Hi everyone.
Hope you're all doing well? And another huge congratulations to Hermya, who'll hopefully be joining us here soon.
Well, my little man finally fell asleep just there at 5pm, after being awake constantly since before 9am, so here's hoping for a few hours' peace! And a chance to get on MN! Can't believe he stayed awake so long. Usually a six hour stretch is as much as he goes! But I can't complain, cause I've been blessed with a baby that's slept brilliantly since he was a few days old (anywhere between 5 and 8.5hrs a night) Lucky me!
Anyway, things are mostly going very well. My 9lb 5.5oz baby is now (5wks on) a huge big lump who has now outgrown his 0-3mth baby gros! He weighed 11lb 11oz at his check last week, so God knows what he'll have put on by tomorrow!
I'm doing fine. Feeling much fitter so I think my iron levels must be back up again, though haven't had them checked yet. And I'm much less sore. Though, do you know what? See how I had a ventouse delivery in the end? Well I was gutted about it, cause I'd wanted to do it all naturally, and I actually asked had I not pushed hard enough, cause I felt quite upset about it. The answer I was given was that it wasn't unusual to have an assisted delivery, and that my baby was very big. Anyway, it was only after a couple of weeks that DH had LO in his arms and said "see that, that's the face LO was making when I first saw him, as he was coming out of you". Turns out my 9lb 5.5oz baby was also back to back - had the health visitor confirm it! No bloody wonder I found that last bit hard! And there was me looking at LO's swollen head and feeling guilty all the time! Wouldn't you have thought someone might've shared that information with me?! I know it all happened very quickly, with me arriving at hospital fully dilated and pushing, but still... It would have been nice to know. Very peed off!
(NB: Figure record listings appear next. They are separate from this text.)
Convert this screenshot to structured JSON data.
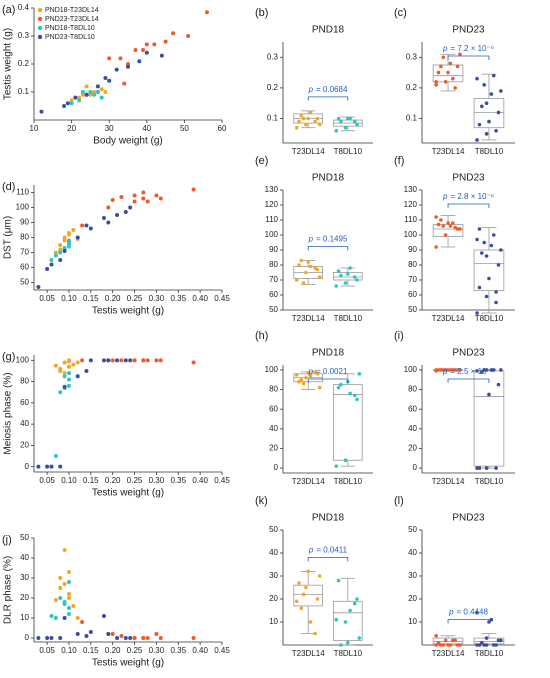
{
  "chart_data": [
    {
      "type": "scatter",
      "panel_label": "(a)",
      "x_label": "Body weight (g)",
      "y_label": "Testis weight (g)",
      "legend": "upper left",
      "xlim": [
        10,
        60
      ],
      "xticks": [
        10,
        20,
        30,
        40,
        50,
        60
      ],
      "ylim": [
        0,
        0.4
      ],
      "yticks": [
        0.1,
        0.2,
        0.3,
        0.4
      ],
      "series": [
        {
          "name": "PND18-T23DL14",
          "color": "#f5a623",
          "x": [
            20,
            22,
            23,
            25,
            26,
            27,
            28,
            24,
            21,
            29
          ],
          "values": [
            0.07,
            0.08,
            0.09,
            0.09,
            0.1,
            0.1,
            0.11,
            0.12,
            0.08,
            0.1
          ]
        },
        {
          "name": "PND23-T23DL14",
          "color": "#f05a28",
          "x": [
            30,
            33,
            35,
            37,
            39,
            40,
            42,
            45,
            47,
            51,
            56,
            34
          ],
          "values": [
            0.22,
            0.22,
            0.2,
            0.25,
            0.25,
            0.27,
            0.27,
            0.28,
            0.31,
            0.3,
            0.385,
            0.13
          ]
        },
        {
          "name": "PND18-T8DL10",
          "color": "#2ec4c4",
          "x": [
            20,
            22,
            24,
            25,
            27,
            28,
            26,
            23
          ],
          "values": [
            0.06,
            0.07,
            0.09,
            0.1,
            0.1,
            0.08,
            0.09,
            0.1
          ]
        },
        {
          "name": "PND23-T8DL10",
          "color": "#3b4fa0",
          "x": [
            12,
            18,
            19,
            21,
            24,
            27,
            30,
            32,
            35,
            38,
            40,
            44,
            29
          ],
          "values": [
            0.03,
            0.05,
            0.06,
            0.08,
            0.09,
            0.12,
            0.14,
            0.18,
            0.19,
            0.21,
            0.24,
            0.23,
            0.15
          ]
        }
      ]
    },
    {
      "type": "box",
      "panel_label": "(b)",
      "title": "PND18",
      "ylim": [
        0.02,
        0.35
      ],
      "yticks": [
        0.1,
        0.2,
        0.3
      ],
      "annotation": [
        "p",
        "= 0.0684"
      ],
      "groups": [
        {
          "category": "T23DL14",
          "color": "#f5a623",
          "whisker_low": 0.07,
          "q1": 0.085,
          "median": 0.1,
          "q3": 0.115,
          "whisker_high": 0.125,
          "points": [
            0.07,
            0.08,
            0.09,
            0.09,
            0.1,
            0.1,
            0.11,
            0.12,
            0.08,
            0.1
          ]
        },
        {
          "category": "T8DL10",
          "color": "#2ec4c4",
          "whisker_low": 0.06,
          "q1": 0.075,
          "median": 0.085,
          "q3": 0.095,
          "whisker_high": 0.105,
          "points": [
            0.06,
            0.07,
            0.09,
            0.1,
            0.1,
            0.08,
            0.09,
            0.1
          ]
        }
      ]
    },
    {
      "type": "box",
      "panel_label": "(c)",
      "title": "PND23",
      "ylim": [
        0.02,
        0.35
      ],
      "yticks": [
        0.1,
        0.2,
        0.3
      ],
      "annotation": [
        "p",
        "= 7.2 × 10⁻⁶"
      ],
      "groups": [
        {
          "category": "T23DL14",
          "color": "#f05a28",
          "whisker_low": 0.19,
          "q1": 0.22,
          "median": 0.24,
          "q3": 0.275,
          "whisker_high": 0.31,
          "points": [
            0.22,
            0.22,
            0.2,
            0.25,
            0.25,
            0.27,
            0.27,
            0.28,
            0.31,
            0.3,
            0.23,
            0.21
          ]
        },
        {
          "category": "T8DL10",
          "color": "#3b4fa0",
          "whisker_low": 0.03,
          "q1": 0.07,
          "median": 0.12,
          "q3": 0.165,
          "whisker_high": 0.245,
          "points": [
            0.03,
            0.05,
            0.06,
            0.08,
            0.09,
            0.12,
            0.14,
            0.18,
            0.19,
            0.21,
            0.24,
            0.23,
            0.15
          ]
        }
      ]
    },
    {
      "type": "scatter",
      "panel_label": "(d)",
      "x_label": "Testis weight (g)",
      "y_label": "DST (μm)",
      "xlim": [
        0.02,
        0.45
      ],
      "xticks": [
        0.05,
        {
          "value": 0.1,
          "label": "0.10"
        },
        0.15,
        {
          "value": 0.2,
          "label": "0.20"
        },
        0.25,
        {
          "value": 0.3,
          "label": "0.30"
        },
        0.35,
        {
          "value": 0.4,
          "label": "0.40"
        },
        0.45
      ],
      "ylim": [
        45,
        115
      ],
      "yticks": [
        50,
        60,
        70,
        80,
        90,
        100,
        110
      ],
      "series": [
        {
          "color": "#f5a623",
          "x": [
            0.07,
            0.08,
            0.09,
            0.09,
            0.1,
            0.1,
            0.11,
            0.12,
            0.08,
            0.1
          ],
          "values": [
            70,
            75,
            78,
            80,
            82,
            77,
            85,
            79,
            72,
            83
          ]
        },
        {
          "color": "#f05a28",
          "x": [
            0.13,
            0.19,
            0.2,
            0.22,
            0.25,
            0.25,
            0.27,
            0.27,
            0.28,
            0.31,
            0.3,
            0.385
          ],
          "values": [
            88,
            100,
            105,
            107,
            108,
            104,
            110,
            106,
            104,
            106,
            108,
            112
          ]
        },
        {
          "color": "#2ec4c4",
          "x": [
            0.06,
            0.07,
            0.09,
            0.1,
            0.1,
            0.08,
            0.09,
            0.1
          ],
          "values": [
            65,
            68,
            72,
            76,
            74,
            70,
            73,
            78
          ]
        },
        {
          "color": "#3b4fa0",
          "x": [
            0.03,
            0.05,
            0.06,
            0.08,
            0.09,
            0.12,
            0.14,
            0.18,
            0.19,
            0.21,
            0.24,
            0.23,
            0.15
          ],
          "values": [
            47,
            59,
            62,
            65,
            71,
            80,
            88,
            93,
            90,
            95,
            100,
            97,
            86
          ]
        }
      ]
    },
    {
      "type": "box",
      "panel_label": "(e)",
      "title": "PND18",
      "ylim": [
        50,
        130
      ],
      "yticks": [
        50,
        60,
        70,
        80,
        90,
        100,
        110,
        120,
        130
      ],
      "annotation": [
        "p",
        "= 0.1495"
      ],
      "groups": [
        {
          "category": "T23DL14",
          "color": "#f5a623",
          "whisker_low": 67,
          "q1": 71,
          "median": 75,
          "q3": 79,
          "whisker_high": 83,
          "points": [
            70,
            75,
            78,
            80,
            82,
            77,
            83,
            79,
            72,
            68
          ]
        },
        {
          "category": "T8DL10",
          "color": "#2ec4c4",
          "whisker_low": 66,
          "q1": 70,
          "median": 72,
          "q3": 75,
          "whisker_high": 78,
          "points": [
            66,
            68,
            72,
            76,
            74,
            70,
            73,
            78
          ]
        }
      ]
    },
    {
      "type": "box",
      "panel_label": "(f)",
      "title": "PND23",
      "ylim": [
        50,
        130
      ],
      "yticks": [
        50,
        60,
        70,
        80,
        90,
        100,
        110,
        120,
        130
      ],
      "annotation": [
        "p",
        "= 2.8 × 10⁻⁶"
      ],
      "groups": [
        {
          "category": "T23DL14",
          "color": "#f05a28",
          "whisker_low": 92,
          "q1": 99,
          "median": 104,
          "q3": 107,
          "whisker_high": 113,
          "points": [
            92,
            100,
            105,
            107,
            108,
            104,
            110,
            106,
            104,
            106,
            108,
            112
          ]
        },
        {
          "category": "T8DL10",
          "color": "#3b4fa0",
          "whisker_low": 48,
          "q1": 63,
          "median": 81,
          "q3": 90,
          "whisker_high": 105,
          "points": [
            48,
            59,
            62,
            65,
            71,
            80,
            88,
            93,
            90,
            95,
            100,
            97,
            86,
            55,
            104
          ]
        }
      ]
    },
    {
      "type": "scatter",
      "panel_label": "(g)",
      "x_label": "Testis weight (g)",
      "y_label": "Meiosis phase (%)",
      "xlim": [
        0.02,
        0.45
      ],
      "xticks": [
        0.05,
        {
          "value": 0.1,
          "label": "0.10"
        },
        0.15,
        {
          "value": 0.2,
          "label": "0.20"
        },
        0.25,
        {
          "value": 0.3,
          "label": "0.30"
        },
        0.35,
        {
          "value": 0.4,
          "label": "0.40"
        },
        0.45
      ],
      "ylim": [
        -5,
        105
      ],
      "yticks": [
        0,
        20,
        40,
        60,
        80,
        100
      ],
      "series": [
        {
          "color": "#f5a623",
          "x": [
            0.07,
            0.08,
            0.09,
            0.09,
            0.1,
            0.1,
            0.11,
            0.12,
            0.08,
            0.1
          ],
          "values": [
            95,
            92,
            98,
            88,
            100,
            99,
            96,
            98,
            90,
            94
          ]
        },
        {
          "color": "#f05a28",
          "x": [
            0.13,
            0.19,
            0.2,
            0.22,
            0.25,
            0.25,
            0.27,
            0.27,
            0.28,
            0.31,
            0.3,
            0.385
          ],
          "values": [
            100,
            100,
            100,
            100,
            100,
            100,
            100,
            100,
            100,
            100,
            100,
            98
          ]
        },
        {
          "color": "#2ec4c4",
          "x": [
            0.06,
            0.07,
            0.09,
            0.1,
            0.1,
            0.08,
            0.09,
            0.1
          ],
          "values": [
            0,
            10,
            74,
            82,
            88,
            70,
            85,
            76
          ]
        },
        {
          "color": "#3b4fa0",
          "x": [
            0.03,
            0.05,
            0.06,
            0.08,
            0.09,
            0.12,
            0.14,
            0.18,
            0.19,
            0.21,
            0.24,
            0.23,
            0.15
          ],
          "values": [
            0,
            0,
            0,
            0,
            75,
            85,
            90,
            100,
            100,
            100,
            100,
            100,
            100
          ]
        }
      ]
    },
    {
      "type": "box",
      "panel_label": "(h)",
      "title": "PND18",
      "ylim": [
        -5,
        105
      ],
      "yticks": [
        0,
        20,
        40,
        60,
        80,
        100
      ],
      "annotation": [
        "p",
        "= 0.0021"
      ],
      "groups": [
        {
          "category": "T23DL14",
          "color": "#f5a623",
          "whisker_low": 80,
          "q1": 88,
          "median": 92,
          "q3": 96,
          "whisker_high": 98,
          "points": [
            95,
            92,
            98,
            88,
            97,
            96,
            90,
            94,
            82,
            86
          ]
        },
        {
          "category": "T8DL10",
          "color": "#2ec4c4",
          "whisker_low": 2,
          "q1": 8,
          "median": 75,
          "q3": 85,
          "whisker_high": 96,
          "points": [
            2,
            8,
            74,
            82,
            88,
            70,
            85,
            76,
            96
          ]
        }
      ]
    },
    {
      "type": "box",
      "panel_label": "(i)",
      "title": "PND23",
      "ylim": [
        -5,
        105
      ],
      "yticks": [
        0,
        20,
        40,
        60,
        80,
        100
      ],
      "annotation": [
        "p",
        "= 2.5 × 10⁻⁵"
      ],
      "groups": [
        {
          "category": "T23DL14",
          "color": "#f05a28",
          "whisker_low": 99,
          "q1": 99.5,
          "median": 100,
          "q3": 100,
          "whisker_high": 100,
          "points": [
            100,
            100,
            100,
            100,
            100,
            100,
            100,
            100,
            100,
            100,
            100,
            99
          ]
        },
        {
          "category": "T8DL10",
          "color": "#3b4fa0",
          "whisker_low": 0,
          "q1": 2,
          "median": 73,
          "q3": 99,
          "whisker_high": 100,
          "points": [
            0,
            0,
            0,
            0,
            75,
            85,
            98,
            100,
            100,
            100,
            100,
            99,
            100
          ]
        }
      ]
    },
    {
      "type": "scatter",
      "panel_label": "(j)",
      "x_label": "Testis weight (g)",
      "y_label": "DLR phase (%)",
      "xlim": [
        0.02,
        0.45
      ],
      "xticks": [
        0.05,
        {
          "value": 0.1,
          "label": "0.10"
        },
        0.15,
        {
          "value": 0.2,
          "label": "0.20"
        },
        0.25,
        {
          "value": 0.3,
          "label": "0.30"
        },
        0.35,
        {
          "value": 0.4,
          "label": "0.40"
        },
        0.45
      ],
      "ylim": [
        -2,
        50
      ],
      "yticks": [
        0,
        10,
        20,
        30,
        40,
        50
      ],
      "series": [
        {
          "color": "#f5a623",
          "x": [
            0.07,
            0.08,
            0.09,
            0.09,
            0.1,
            0.1,
            0.11,
            0.12,
            0.08,
            0.1
          ],
          "values": [
            19,
            25,
            44,
            27,
            33,
            20,
            16,
            10,
            30,
            22
          ]
        },
        {
          "color": "#f05a28",
          "x": [
            0.13,
            0.19,
            0.2,
            0.22,
            0.25,
            0.25,
            0.27,
            0.27,
            0.28,
            0.31,
            0.3,
            0.385
          ],
          "values": [
            8,
            2,
            2,
            1,
            0,
            0,
            0,
            0,
            0,
            0,
            2,
            0
          ]
        },
        {
          "color": "#2ec4c4",
          "x": [
            0.06,
            0.07,
            0.09,
            0.1,
            0.1,
            0.08,
            0.09,
            0.1
          ],
          "values": [
            11,
            10,
            18,
            28,
            12,
            20,
            17,
            15
          ]
        },
        {
          "color": "#3b4fa0",
          "x": [
            0.03,
            0.05,
            0.06,
            0.08,
            0.09,
            0.12,
            0.14,
            0.18,
            0.19,
            0.21,
            0.24,
            0.23,
            0.15
          ],
          "values": [
            0,
            0,
            0,
            0,
            10,
            2,
            1,
            11,
            2,
            0,
            0,
            0,
            3
          ]
        }
      ]
    },
    {
      "type": "box",
      "panel_label": "(k)",
      "title": "PND18",
      "ylim": [
        0,
        50
      ],
      "yticks": [
        10,
        20,
        30,
        40,
        50
      ],
      "annotation": [
        "p",
        "= 0.0411"
      ],
      "groups": [
        {
          "category": "T23DL14",
          "color": "#f5a623",
          "whisker_low": 5,
          "q1": 17,
          "median": 22,
          "q3": 26,
          "whisker_high": 32,
          "points": [
            19,
            25,
            5,
            27,
            32,
            20,
            16,
            10,
            30,
            22
          ]
        },
        {
          "category": "T8DL10",
          "color": "#2ec4c4",
          "whisker_low": 0,
          "q1": 2,
          "median": 14,
          "q3": 19,
          "whisker_high": 29,
          "points": [
            11,
            10,
            18,
            28,
            1,
            20,
            0,
            15,
            3
          ]
        }
      ]
    },
    {
      "type": "box",
      "panel_label": "(l)",
      "title": "PND23",
      "ylim": [
        0,
        50
      ],
      "yticks": [
        10,
        20,
        30,
        40,
        50
      ],
      "annotation": [
        "p",
        "= 0.4448"
      ],
      "groups": [
        {
          "category": "T23DL14",
          "color": "#f05a28",
          "whisker_low": 0,
          "q1": 0.5,
          "median": 1.5,
          "q3": 3,
          "whisker_high": 4,
          "points": [
            4,
            2,
            2,
            1,
            0,
            0,
            0,
            0,
            0,
            0,
            2,
            0
          ]
        },
        {
          "category": "T8DL10",
          "color": "#3b4fa0",
          "whisker_low": 0,
          "q1": 0.5,
          "median": 1.5,
          "q3": 3,
          "whisker_high": 5,
          "points": [
            0,
            0,
            0,
            0,
            10,
            2,
            1,
            11,
            2,
            0,
            0,
            14,
            3
          ]
        }
      ]
    }
  ]
}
Oh, and while I'm off on a rant... Bloody health visitor. Asked her two weeks ago why my left boob was hurting and why the milk flow seemed a bit slow. She reckoned it was to do with my positioning and attachment, cause I'm right handed. A week later, I was worse and asked again, and she suggested a blocked duct (which I'd wondered about in the first place but figured she'd have mentioned if it was a possiblilty!) Anyway, have since unblocked the duct and bf no longer hurts! Grr! Silly woman! If only she'd suggested that in the first place!
Anyway, now that I've got that off my (enormous 36K !) chest, I'll get on with telling you the real reason I've been putting off posting.
At ten days old, we had a visit out of the blue from a specialist dietician from our local children's hospital. The results had come back from LO's Guthrie test, and it turns out he has Phenylketonuria. It's a genetic condition (both DH and I are carriers of a duff gene) and is very rare (6-8 babies a year born with it in the whole country). And our little man has it. It's (in very simple form) an intolerance to protein and the treatment is a lifelong, very restricted diet. Without treatment, Lo would be badly disabled, so I should be (and am) grateful that, with such early diagnosis and treatment, he will be a perfectly fit, healthy and normal little boy/man, who just eats a little differently. But it is so unfair. At the moment, LO's having twice-weekly blood tests (which I'm having to do :( ), and is on a protein-free prescription formula, to supplement his intake of breastmilk, in order that he takes less from me (breastmilk contains protein, albeit not much, but more than he's able to handle). Anyway, later on, the blood tests will hopefully be weekly, which is good, but the diet will become worse. All sorts of things are out of bounds, and it has been hard to think that LO will probably never visit McDonald's, or have birthday cake at a friend's party, or choose which Easter egg he'd like, or eat a Christmas dinner, or go on holiday and have an ice-cream... He'll be on a vegan diet, but will have other restrictions too. Ugh, it's just horrible. But anyway. I'm rambling a lot. I just haven't felt right about posting and saying that he's fine, when obviously that's not strictly true, but at the same time, I haven't had the time or (physical or emotional) energy to try and explain things.
But, horrible as the whole thing's been and will be, I do have to keep thinking positive. My baby's just gorgeous, healthy in every other way, growing brilliantly - better than most - and he's going to have all the support we, and the rest of the family can possibly give him.
Right, that was a good old-fashioned long post from me! It'll probably kill the thread completely, cause no one'll have the time or energy to read it! Lol! But hopefully not. With everything up to date, it'd be nice to be able to post a bit more frequently again, and happy posts, rather than "bad news" ones!